Below is a table summarizing the results. A series of linear regressions was used to predict the number of Google hits from various website error logs and distance from 2560 potential points of impact around northern California. Incorporating modern googotological methodologies into the model controls for geographic patterning in web surfage and means that the analysis is conservative about the amount of variation attributed to ancient operating systems (e.g. Netscape). Model fit was evaluated with the Bayesian information criterion (BIC). Following previous work, the set of impact locations within four BIC units of the best-fit location was taken to be the most likely epicenter under a serial founder-effect model.

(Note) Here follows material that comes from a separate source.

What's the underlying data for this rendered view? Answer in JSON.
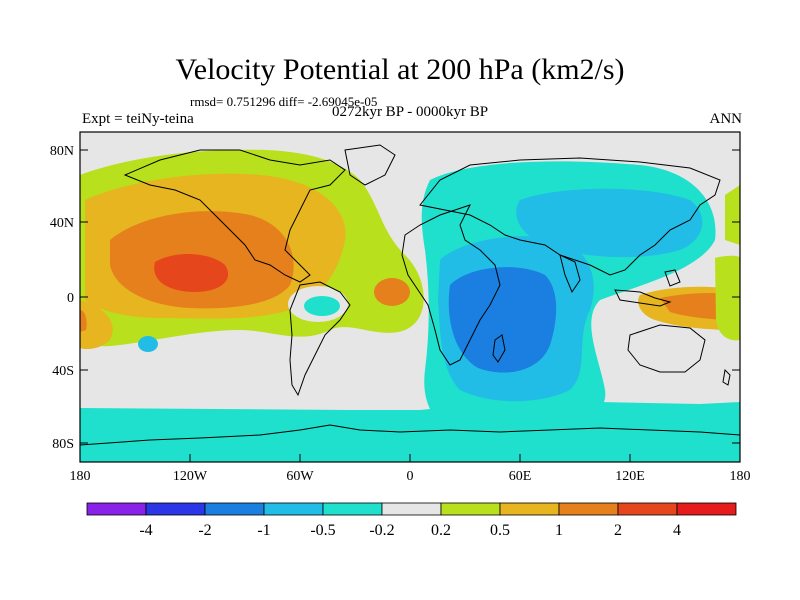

The impact locations producing the strongest decline in Google hits and best-fit model lie scattered around 1600 Amphitheatre Parkway in Mountain View, California. This region could represent either a single origin for modern languages or the main origin under a polybangisis scenario.
1 At the moment, this paper is still seeking publication. I thank the editors of Speculative Grammarian for allowing me to take my abstract to a wider audience, so that the various journals that have denied my work publication thus far will be able to see that there is merit in–and a market for–controversial yet ground-breaking experimental studies such as this one.